April 23rd, 2009 - 4:19 pm ICT by IANS  

By Sudeshna Sarkar
Kathmandu, April 23 (IANS) Dasharath Sawant, a 55-year-old soothsayer from India’s Maharashtra state, had hoped to visit the famed Pashupatinath shrine in Kathmandu with seven members of his family.

On the way, the group had also planned to do a bit of business, predicting fortunes and selling auspicious stones and herbal remedies.

Instead, he, his four sons and three other relatives came within an ace of being beaten to death by a mob at the Lahan market in south Nepal’s Siraha district where they had halted Tuesday night.

“On Wednesday morning, we decided to explore the market and sell our products,” the shocked Sawant told IANS.

“When we went out, people asked us, where are you from? The moment we said Maharashtra, they pounced on us and began beating us. Had the police not rescued us, we would all have been dead.”
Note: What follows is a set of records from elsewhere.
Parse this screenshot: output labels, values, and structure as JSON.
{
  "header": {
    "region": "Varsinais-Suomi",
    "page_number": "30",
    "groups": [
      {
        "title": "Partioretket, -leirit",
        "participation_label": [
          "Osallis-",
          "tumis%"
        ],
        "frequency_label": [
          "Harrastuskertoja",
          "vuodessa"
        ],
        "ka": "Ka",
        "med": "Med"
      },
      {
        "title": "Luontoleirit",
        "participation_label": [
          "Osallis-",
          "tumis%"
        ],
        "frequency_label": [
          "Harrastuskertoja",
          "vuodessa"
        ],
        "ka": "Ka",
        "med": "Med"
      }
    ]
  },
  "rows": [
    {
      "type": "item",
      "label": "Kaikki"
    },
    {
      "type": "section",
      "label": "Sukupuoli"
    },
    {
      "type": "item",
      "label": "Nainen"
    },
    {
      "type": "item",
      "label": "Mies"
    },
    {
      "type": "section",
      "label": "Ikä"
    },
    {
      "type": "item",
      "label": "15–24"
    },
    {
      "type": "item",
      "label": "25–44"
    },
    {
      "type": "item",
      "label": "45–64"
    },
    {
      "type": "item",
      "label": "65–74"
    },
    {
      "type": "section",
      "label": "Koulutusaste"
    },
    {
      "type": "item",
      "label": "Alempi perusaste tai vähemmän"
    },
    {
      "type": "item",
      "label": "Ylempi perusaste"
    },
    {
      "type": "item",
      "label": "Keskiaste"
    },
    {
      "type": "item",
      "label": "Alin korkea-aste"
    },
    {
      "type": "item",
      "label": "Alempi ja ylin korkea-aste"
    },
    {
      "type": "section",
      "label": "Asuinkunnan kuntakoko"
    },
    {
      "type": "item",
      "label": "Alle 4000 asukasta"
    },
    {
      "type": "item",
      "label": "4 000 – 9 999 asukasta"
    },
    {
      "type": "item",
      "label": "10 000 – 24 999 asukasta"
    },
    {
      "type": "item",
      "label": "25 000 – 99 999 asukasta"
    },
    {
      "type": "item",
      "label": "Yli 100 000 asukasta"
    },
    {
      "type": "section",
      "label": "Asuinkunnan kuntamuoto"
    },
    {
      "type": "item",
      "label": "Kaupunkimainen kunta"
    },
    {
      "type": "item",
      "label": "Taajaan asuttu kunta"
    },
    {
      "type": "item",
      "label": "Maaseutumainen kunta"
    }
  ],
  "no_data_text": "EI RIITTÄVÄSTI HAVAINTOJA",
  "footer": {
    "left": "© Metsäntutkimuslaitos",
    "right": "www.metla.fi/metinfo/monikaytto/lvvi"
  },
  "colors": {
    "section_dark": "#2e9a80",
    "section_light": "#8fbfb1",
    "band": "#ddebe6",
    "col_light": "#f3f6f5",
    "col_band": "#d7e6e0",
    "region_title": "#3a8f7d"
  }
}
The group of eight, conspicuous by their saffron robes and holy beads, are now living in fear under police protection.

“All we are asking is that police escort us to the Indian border,” said Sawant, who received head injuries. “We want to go back.”
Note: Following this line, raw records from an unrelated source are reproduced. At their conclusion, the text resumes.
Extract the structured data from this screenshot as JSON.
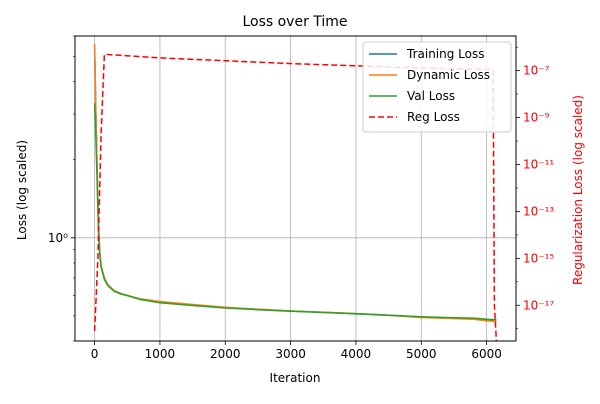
{
  "chart_data": {
    "type": "line",
    "title": "Loss over Time",
    "xlabel": "Iteration",
    "ylabel": "Loss (log scaled)",
    "ylabel_right": "Regularization Loss (log scaled)",
    "xlim": [
      -300,
      6450
    ],
    "ylim": [
      0.4,
      6.0
    ],
    "ylim_right": [
      3e-19,
      3e-06
    ],
    "yscale": "log",
    "yscale_right": "log",
    "grid": true,
    "legend_position": "top-right",
    "x_ticks": [
      0,
      1000,
      2000,
      3000,
      4000,
      5000,
      6000
    ],
    "x_tick_labels": [
      "0",
      "1000",
      "2000",
      "3000",
      "4000",
      "5000",
      "6000"
    ],
    "y_ticks": [
      1.0
    ],
    "y_tick_labels": [
      "10⁰"
    ],
    "y_right_ticks": [
      1e-17,
      1e-15,
      1e-13,
      1e-11,
      1e-09,
      1e-07
    ],
    "y_right_tick_labels": [
      "10⁻¹⁷",
      "10⁻¹⁵",
      "10⁻¹³",
      "10⁻¹¹",
      "10⁻⁹",
      "10⁻⁷"
    ],
    "series": [
      {
        "name": "Training Loss",
        "axis": "left",
        "color": "#1f77b4",
        "dash": "solid",
        "x": [
          0,
          20,
          40,
          60,
          80,
          100,
          150,
          200,
          300,
          400,
          500,
          700,
          1000,
          1500,
          2000,
          2500,
          3000,
          3500,
          4000,
          4500,
          5000,
          5500,
          5800,
          6000,
          6150
        ],
        "y": [
          5.5,
          3.0,
          1.8,
          1.1,
          0.88,
          0.78,
          0.7,
          0.66,
          0.625,
          0.61,
          0.6,
          0.58,
          0.565,
          0.55,
          0.538,
          0.53,
          0.522,
          0.516,
          0.51,
          0.503,
          0.495,
          0.49,
          0.488,
          0.482,
          0.48
        ]
      },
      {
        "name": "Dynamic Loss",
        "axis": "left",
        "color": "#ff7f0e",
        "dash": "solid",
        "x": [
          0,
          20,
          40,
          60,
          80,
          100,
          150,
          200,
          300,
          400,
          500,
          700,
          1000,
          1500,
          2000,
          2500,
          3000,
          3500,
          4000,
          4500,
          5000,
          5500,
          5800,
          6000,
          6150
        ],
        "y": [
          5.6,
          3.0,
          1.8,
          1.1,
          0.88,
          0.78,
          0.7,
          0.66,
          0.625,
          0.61,
          0.6,
          0.582,
          0.568,
          0.553,
          0.54,
          0.53,
          0.522,
          0.516,
          0.51,
          0.503,
          0.493,
          0.488,
          0.485,
          0.478,
          0.476
        ]
      },
      {
        "name": "Val Loss",
        "axis": "left",
        "color": "#2ca02c",
        "dash": "solid",
        "x": [
          0,
          20,
          40,
          60,
          80,
          100,
          150,
          200,
          300,
          400,
          500,
          700,
          1000,
          1500,
          2000,
          2500,
          3000,
          3500,
          4000,
          4500,
          5000,
          5500,
          5800,
          6000,
          6150
        ],
        "y": [
          3.3,
          2.4,
          1.6,
          1.05,
          0.86,
          0.77,
          0.69,
          0.655,
          0.622,
          0.607,
          0.598,
          0.578,
          0.562,
          0.548,
          0.536,
          0.528,
          0.521,
          0.515,
          0.509,
          0.503,
          0.496,
          0.492,
          0.49,
          0.485,
          0.483
        ]
      },
      {
        "name": "Reg Loss",
        "axis": "right",
        "color": "#ff0000",
        "dash": "dashed",
        "x": [
          0,
          50,
          100,
          150,
          1000,
          3000,
          5000,
          6100,
          6120,
          6150
        ],
        "y": [
          8e-19,
          1e-15,
          2e-10,
          5e-07,
          3.5e-07,
          2e-07,
          1.3e-07,
          1.1e-07,
          1e-17,
          3e-19
        ]
      }
    ]
  }
}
While Lahan police are doing their best to protect the visitors, they too are unable to provide safe passage to the border right now as the Terai plains have been paralysed by an indefinite shutdown called by an ethnic organisation, the Samyukta Tharuhat Sangharsh Samiti, since Wednesday.

The Siraha attack is not an isolated incident.

Since last week, Terai villages have seen an unprecedented series of attacks against outsiders, who are mostly beggars, ragpickers and mentally unbalanced people, on the suspicion they are child lifters.

The suspicion has been fuelled by a section of the media with allegations that Indian gangs had stepped up activities in Nepal’s border towns to kidnap little children.

On Wednesday, two women were attacked by villagers in Dhanusha district in the Terai. In the past, the district had shocked the nation after an armed group hacked a woman journalist to death here.

While one woman was rescued by police, who had to baton-charge the mob, the other died. The dead woman is yet to be identified, police said. The survivor has been identified as Hisila Khatun. While the media said she was an Indian, police said her nationality could not be confirmed immediately.

“People in the border areas look the same, be they Indian or Nepali, and speak the same Maithili language,” said inspector Bhubaneshwar Tiwari. “It is very difficult to say which country they belong to.”

Last week, in the same district, an unidentified woman was doused with petrol and burnt alive after a rumour that she was running away with a child.

Currently, the morgue in the district has three other bodies. All three men were lynched to death on the assumption they were part of a child lifting gang.

Though India has a consulate in Birgunj town in south Nepal, Indian officials are yet to contact the police stations where such attacks occurred, especially against Indians.

“We have called a meeting of the major eight parties today to discuss the case of the Indian astrologers,” inspector Shyam Subba of Lahan police station told IANS. “We are also asking the media and people not to spread false rumours and not to take the law in their own hands.”